On 10 November 2025, he extended his contract with Volendam by two seasons, keeping him at the club until mid-2028.

==International career==
Leliendal holds Surinamese, Dutch and Belgian nationalities. He has played for both the Belgian and Dutch national youth teams in age group football. He initially represented Belgium, from 2017 to 2018, winning 10 caps with the national under-16 team and two with the under-17 side – all of these 12 matches being friendly.
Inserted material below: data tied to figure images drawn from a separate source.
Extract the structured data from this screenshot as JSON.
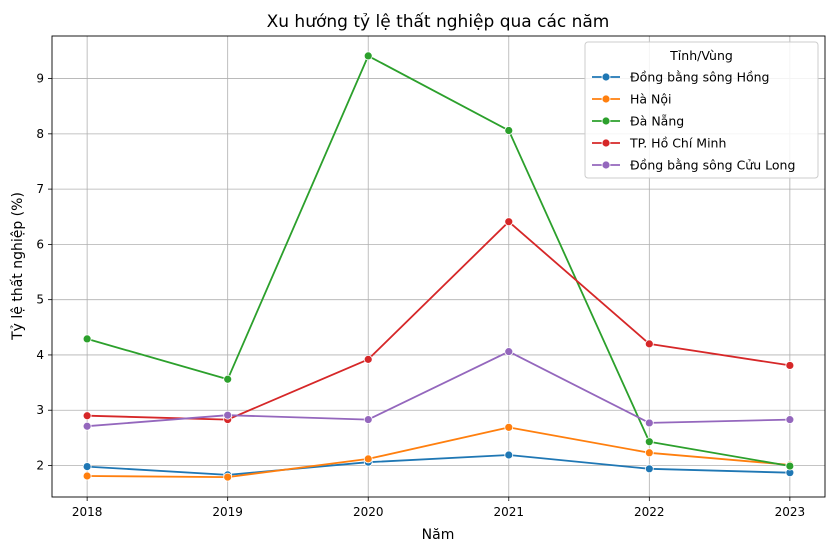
{
  "chart_data": {
    "type": "line",
    "title": "Xu hướng tỷ lệ thất nghiệp qua các năm",
    "xlabel": "Năm",
    "ylabel": "Tỷ lệ thất nghiệp (%)",
    "x": [
      2018,
      2019,
      2020,
      2021,
      2022,
      2023
    ],
    "xticks": [
      "2018",
      "2019",
      "2020",
      "2021",
      "2022",
      "2023"
    ],
    "xlim": [
      2017.75,
      2023.25
    ],
    "ylim": [
      1.43,
      9.77
    ],
    "yticks": [
      "2",
      "3",
      "4",
      "5",
      "6",
      "7",
      "8",
      "9"
    ],
    "grid": true,
    "legend": {
      "title": "Tỉnh/Vùng",
      "position": "top-right"
    },
    "series": [
      {
        "name": "Đồng bằng sông Hồng",
        "color": "#1f77b4",
        "values": [
          1.98,
          1.83,
          2.06,
          2.19,
          1.94,
          1.87
        ]
      },
      {
        "name": "Hà Nội",
        "color": "#ff7f0e",
        "values": [
          1.81,
          1.79,
          2.12,
          2.69,
          2.23,
          2.01
        ]
      },
      {
        "name": "Đà Nẵng",
        "color": "#2ca02c",
        "values": [
          4.29,
          3.56,
          9.41,
          8.06,
          2.43,
          1.99
        ]
      },
      {
        "name": "TP. Hồ Chí Minh",
        "color": "#d62728",
        "values": [
          2.9,
          2.83,
          3.92,
          6.41,
          4.2,
          3.81
        ]
      },
      {
        "name": "Đồng bằng sông Cửu Long",
        "color": "#9467bd",
        "values": [
          2.71,
          2.91,
          2.83,
          4.06,
          2.77,
          2.83
        ]
      }
    ]
  }
}
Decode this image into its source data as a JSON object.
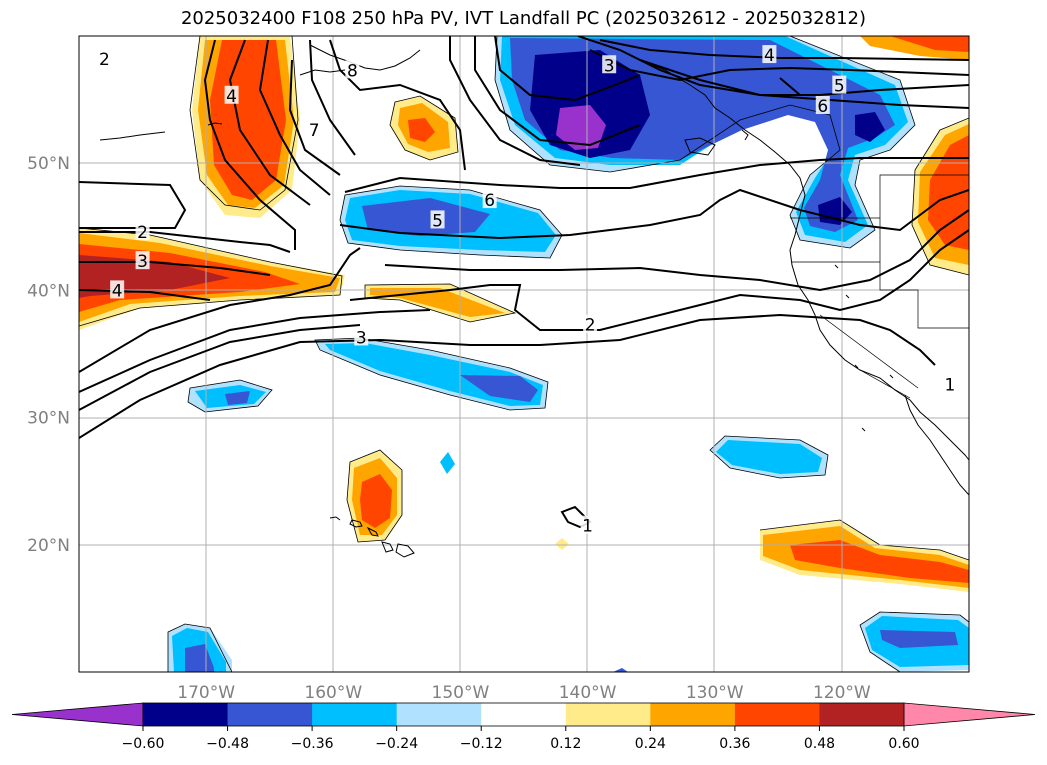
{
  "title": "2025032400 F108 250 hPa PV, IVT Landfall PC (2025032612 - 2025032812)",
  "map": {
    "extent": {
      "lon_min": -180,
      "lon_max": -110,
      "lat_min": 10,
      "lat_max": 60
    },
    "gridlines": true,
    "lon_ticks": [
      {
        "value": -170,
        "label": "170°W"
      },
      {
        "value": -160,
        "label": "160°W"
      },
      {
        "value": -150,
        "label": "150°W"
      },
      {
        "value": -140,
        "label": "140°W"
      },
      {
        "value": -130,
        "label": "130°W"
      },
      {
        "value": -120,
        "label": "120°W"
      }
    ],
    "lat_ticks": [
      {
        "value": 50,
        "label": "50°N"
      },
      {
        "value": 40,
        "label": "40°N"
      },
      {
        "value": 30,
        "label": "30°N"
      },
      {
        "value": 20,
        "label": "20°N"
      }
    ],
    "contour_labels": [
      {
        "text": "2",
        "lon": -178,
        "lat": 58.2
      },
      {
        "text": "2",
        "lon": -175,
        "lat": 44.6
      },
      {
        "text": "3",
        "lon": -175,
        "lat": 42.3
      },
      {
        "text": "4",
        "lon": -177,
        "lat": 40
      },
      {
        "text": "4",
        "lon": -168,
        "lat": 55.3
      },
      {
        "text": "8",
        "lon": -158.5,
        "lat": 57.3
      },
      {
        "text": "7",
        "lon": -161.5,
        "lat": 52.6
      },
      {
        "text": "5",
        "lon": -151.8,
        "lat": 45.5
      },
      {
        "text": "6",
        "lon": -147.7,
        "lat": 47.1
      },
      {
        "text": "3",
        "lon": -157.8,
        "lat": 36.3
      },
      {
        "text": "3",
        "lon": -138.3,
        "lat": 57.7
      },
      {
        "text": "4",
        "lon": -125.7,
        "lat": 58.5
      },
      {
        "text": "5",
        "lon": -120.2,
        "lat": 56.1
      },
      {
        "text": "6",
        "lon": -121.5,
        "lat": 54.5
      },
      {
        "text": "2",
        "lon": -139.8,
        "lat": 37.3
      },
      {
        "text": "1",
        "lon": -111.5,
        "lat": 32.6
      },
      {
        "text": "1",
        "lon": -140,
        "lat": 21.5
      }
    ]
  },
  "colorbar": {
    "levels": [
      -0.6,
      -0.48,
      -0.36,
      -0.24,
      -0.12,
      0.12,
      0.24,
      0.36,
      0.48,
      0.6
    ],
    "tick_labels": [
      "−0.60",
      "−0.48",
      "−0.36",
      "−0.24",
      "−0.12",
      "0.12",
      "0.24",
      "0.36",
      "0.48",
      "0.60"
    ],
    "colors": [
      "#9932cc",
      "#00008b",
      "#3656d3",
      "#00bfff",
      "#b0e2ff",
      "#ffffff",
      "#ffeb8a",
      "#ffa500",
      "#ff4500",
      "#b22222",
      "#ff88aa"
    ],
    "extend": "both"
  }
}
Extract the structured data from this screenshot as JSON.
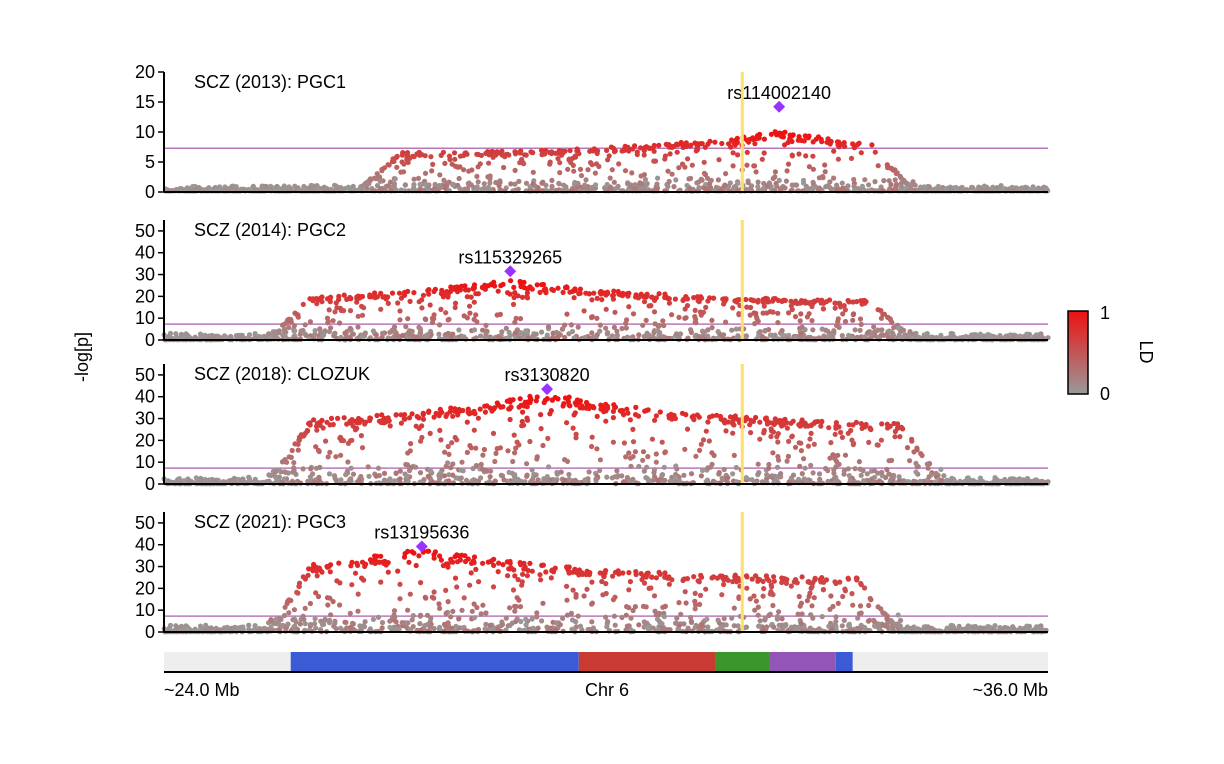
{
  "colors": {
    "point_low": "#999999",
    "point_high": "#ee1111",
    "lead_snp": "#9933ff",
    "significance_line": "#bb77bb",
    "highlight_line": "#ffe066",
    "axis": "#000000"
  },
  "chart_data": {
    "type": "scatter",
    "ylabel": "-log[p]",
    "x_range_mb": [
      24.0,
      36.0
    ],
    "significance_threshold": 7.3,
    "highlight_position_mb": 31.85,
    "x_axis": {
      "left_label": "~24.0 Mb",
      "center_label": "Chr 6",
      "right_label": "~36.0 Mb"
    },
    "colorbar": {
      "title": "LD",
      "min_label": "0",
      "max_label": "1"
    },
    "panels": [
      {
        "title": "SCZ (2013): PGC1",
        "ylim": [
          0,
          20
        ],
        "yticks": [
          "0",
          "5",
          "10",
          "15",
          "20"
        ],
        "lead_snp": {
          "name": "rs114002140",
          "x": 32.35,
          "y": 14.2
        },
        "signal_peak": 10,
        "signal_region": [
          26.6,
          34.2
        ]
      },
      {
        "title": "SCZ (2014): PGC2",
        "ylim": [
          0,
          55
        ],
        "yticks": [
          "0",
          "10",
          "20",
          "30",
          "40",
          "50"
        ],
        "lead_snp": {
          "name": "rs115329265",
          "x": 28.7,
          "y": 31.5
        },
        "signal_peak": 27,
        "signal_region": [
          25.4,
          34.2
        ]
      },
      {
        "title": "SCZ (2018): CLOZUK",
        "ylim": [
          0,
          55
        ],
        "yticks": [
          "0",
          "10",
          "20",
          "30",
          "40",
          "50"
        ],
        "lead_snp": {
          "name": "rs3130820",
          "x": 29.2,
          "y": 43.5
        },
        "signal_peak": 41,
        "signal_region": [
          25.4,
          34.6
        ]
      },
      {
        "title": "SCZ (2021): PGC3",
        "ylim": [
          0,
          55
        ],
        "yticks": [
          "0",
          "10",
          "20",
          "30",
          "40",
          "50"
        ],
        "lead_snp": {
          "name": "rs13195636",
          "x": 27.5,
          "y": 39.2
        },
        "signal_peak": 38,
        "signal_region": [
          25.4,
          34.0
        ]
      }
    ],
    "gene_track": [
      {
        "start": 24.0,
        "end": 25.72,
        "color": "#eeeeee"
      },
      {
        "start": 25.72,
        "end": 29.63,
        "color": "#3b5bd6"
      },
      {
        "start": 29.63,
        "end": 31.48,
        "color": "#c93a33"
      },
      {
        "start": 31.48,
        "end": 32.22,
        "color": "#3a9628"
      },
      {
        "start": 32.22,
        "end": 33.12,
        "color": "#9456b6"
      },
      {
        "start": 33.12,
        "end": 33.35,
        "color": "#3b5bd6"
      },
      {
        "start": 33.35,
        "end": 36.0,
        "color": "#eeeeee"
      }
    ]
  }
}
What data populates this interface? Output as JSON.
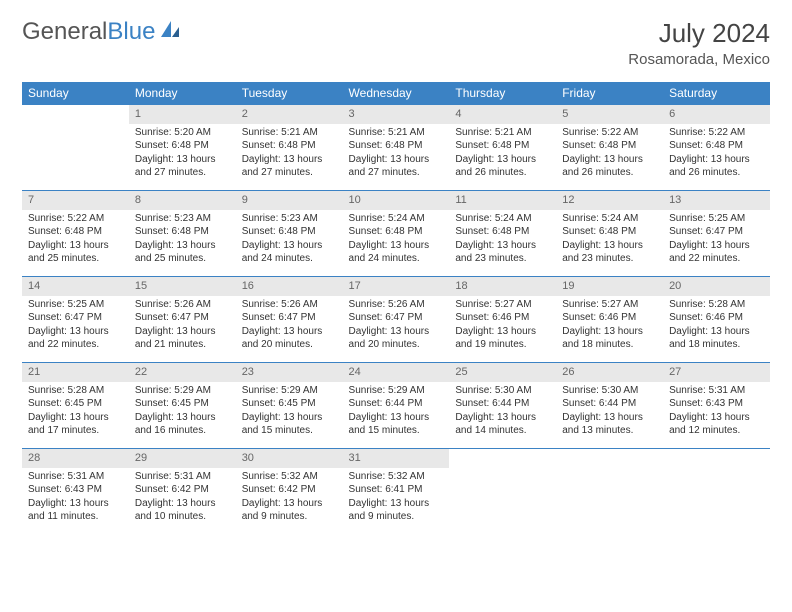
{
  "logo": {
    "text_gray": "General",
    "text_blue": "Blue"
  },
  "header": {
    "month": "July 2024",
    "location": "Rosamorada, Mexico"
  },
  "colors": {
    "accent": "#3b82c4",
    "header_bg": "#3b82c4",
    "header_text": "#ffffff",
    "daynum_bg": "#e8e8e8",
    "daynum_text": "#666666",
    "body_text": "#333333",
    "logo_gray": "#555555"
  },
  "weekdays": [
    "Sunday",
    "Monday",
    "Tuesday",
    "Wednesday",
    "Thursday",
    "Friday",
    "Saturday"
  ],
  "start_offset": 1,
  "days": [
    {
      "n": 1,
      "sunrise": "5:20 AM",
      "sunset": "6:48 PM",
      "daylight": "13 hours and 27 minutes."
    },
    {
      "n": 2,
      "sunrise": "5:21 AM",
      "sunset": "6:48 PM",
      "daylight": "13 hours and 27 minutes."
    },
    {
      "n": 3,
      "sunrise": "5:21 AM",
      "sunset": "6:48 PM",
      "daylight": "13 hours and 27 minutes."
    },
    {
      "n": 4,
      "sunrise": "5:21 AM",
      "sunset": "6:48 PM",
      "daylight": "13 hours and 26 minutes."
    },
    {
      "n": 5,
      "sunrise": "5:22 AM",
      "sunset": "6:48 PM",
      "daylight": "13 hours and 26 minutes."
    },
    {
      "n": 6,
      "sunrise": "5:22 AM",
      "sunset": "6:48 PM",
      "daylight": "13 hours and 26 minutes."
    },
    {
      "n": 7,
      "sunrise": "5:22 AM",
      "sunset": "6:48 PM",
      "daylight": "13 hours and 25 minutes."
    },
    {
      "n": 8,
      "sunrise": "5:23 AM",
      "sunset": "6:48 PM",
      "daylight": "13 hours and 25 minutes."
    },
    {
      "n": 9,
      "sunrise": "5:23 AM",
      "sunset": "6:48 PM",
      "daylight": "13 hours and 24 minutes."
    },
    {
      "n": 10,
      "sunrise": "5:24 AM",
      "sunset": "6:48 PM",
      "daylight": "13 hours and 24 minutes."
    },
    {
      "n": 11,
      "sunrise": "5:24 AM",
      "sunset": "6:48 PM",
      "daylight": "13 hours and 23 minutes."
    },
    {
      "n": 12,
      "sunrise": "5:24 AM",
      "sunset": "6:48 PM",
      "daylight": "13 hours and 23 minutes."
    },
    {
      "n": 13,
      "sunrise": "5:25 AM",
      "sunset": "6:47 PM",
      "daylight": "13 hours and 22 minutes."
    },
    {
      "n": 14,
      "sunrise": "5:25 AM",
      "sunset": "6:47 PM",
      "daylight": "13 hours and 22 minutes."
    },
    {
      "n": 15,
      "sunrise": "5:26 AM",
      "sunset": "6:47 PM",
      "daylight": "13 hours and 21 minutes."
    },
    {
      "n": 16,
      "sunrise": "5:26 AM",
      "sunset": "6:47 PM",
      "daylight": "13 hours and 20 minutes."
    },
    {
      "n": 17,
      "sunrise": "5:26 AM",
      "sunset": "6:47 PM",
      "daylight": "13 hours and 20 minutes."
    },
    {
      "n": 18,
      "sunrise": "5:27 AM",
      "sunset": "6:46 PM",
      "daylight": "13 hours and 19 minutes."
    },
    {
      "n": 19,
      "sunrise": "5:27 AM",
      "sunset": "6:46 PM",
      "daylight": "13 hours and 18 minutes."
    },
    {
      "n": 20,
      "sunrise": "5:28 AM",
      "sunset": "6:46 PM",
      "daylight": "13 hours and 18 minutes."
    },
    {
      "n": 21,
      "sunrise": "5:28 AM",
      "sunset": "6:45 PM",
      "daylight": "13 hours and 17 minutes."
    },
    {
      "n": 22,
      "sunrise": "5:29 AM",
      "sunset": "6:45 PM",
      "daylight": "13 hours and 16 minutes."
    },
    {
      "n": 23,
      "sunrise": "5:29 AM",
      "sunset": "6:45 PM",
      "daylight": "13 hours and 15 minutes."
    },
    {
      "n": 24,
      "sunrise": "5:29 AM",
      "sunset": "6:44 PM",
      "daylight": "13 hours and 15 minutes."
    },
    {
      "n": 25,
      "sunrise": "5:30 AM",
      "sunset": "6:44 PM",
      "daylight": "13 hours and 14 minutes."
    },
    {
      "n": 26,
      "sunrise": "5:30 AM",
      "sunset": "6:44 PM",
      "daylight": "13 hours and 13 minutes."
    },
    {
      "n": 27,
      "sunrise": "5:31 AM",
      "sunset": "6:43 PM",
      "daylight": "13 hours and 12 minutes."
    },
    {
      "n": 28,
      "sunrise": "5:31 AM",
      "sunset": "6:43 PM",
      "daylight": "13 hours and 11 minutes."
    },
    {
      "n": 29,
      "sunrise": "5:31 AM",
      "sunset": "6:42 PM",
      "daylight": "13 hours and 10 minutes."
    },
    {
      "n": 30,
      "sunrise": "5:32 AM",
      "sunset": "6:42 PM",
      "daylight": "13 hours and 9 minutes."
    },
    {
      "n": 31,
      "sunrise": "5:32 AM",
      "sunset": "6:41 PM",
      "daylight": "13 hours and 9 minutes."
    }
  ],
  "labels": {
    "sunrise": "Sunrise:",
    "sunset": "Sunset:",
    "daylight": "Daylight:"
  }
}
In 2019, he made an official appearance for the Netherlands national under-17 team, being part of the squad that reached the semifinals at the 2019 FIFA U-17 World Cup in Brazil.

In May 2025, Leliendal was called up by the Suriname national football team for the 2026 FIFA World Cup qualification matches against Puerto Rico and El Salvador. On 11 June 2025, his request to switch international allegiance to Suriname was approved by FIFA.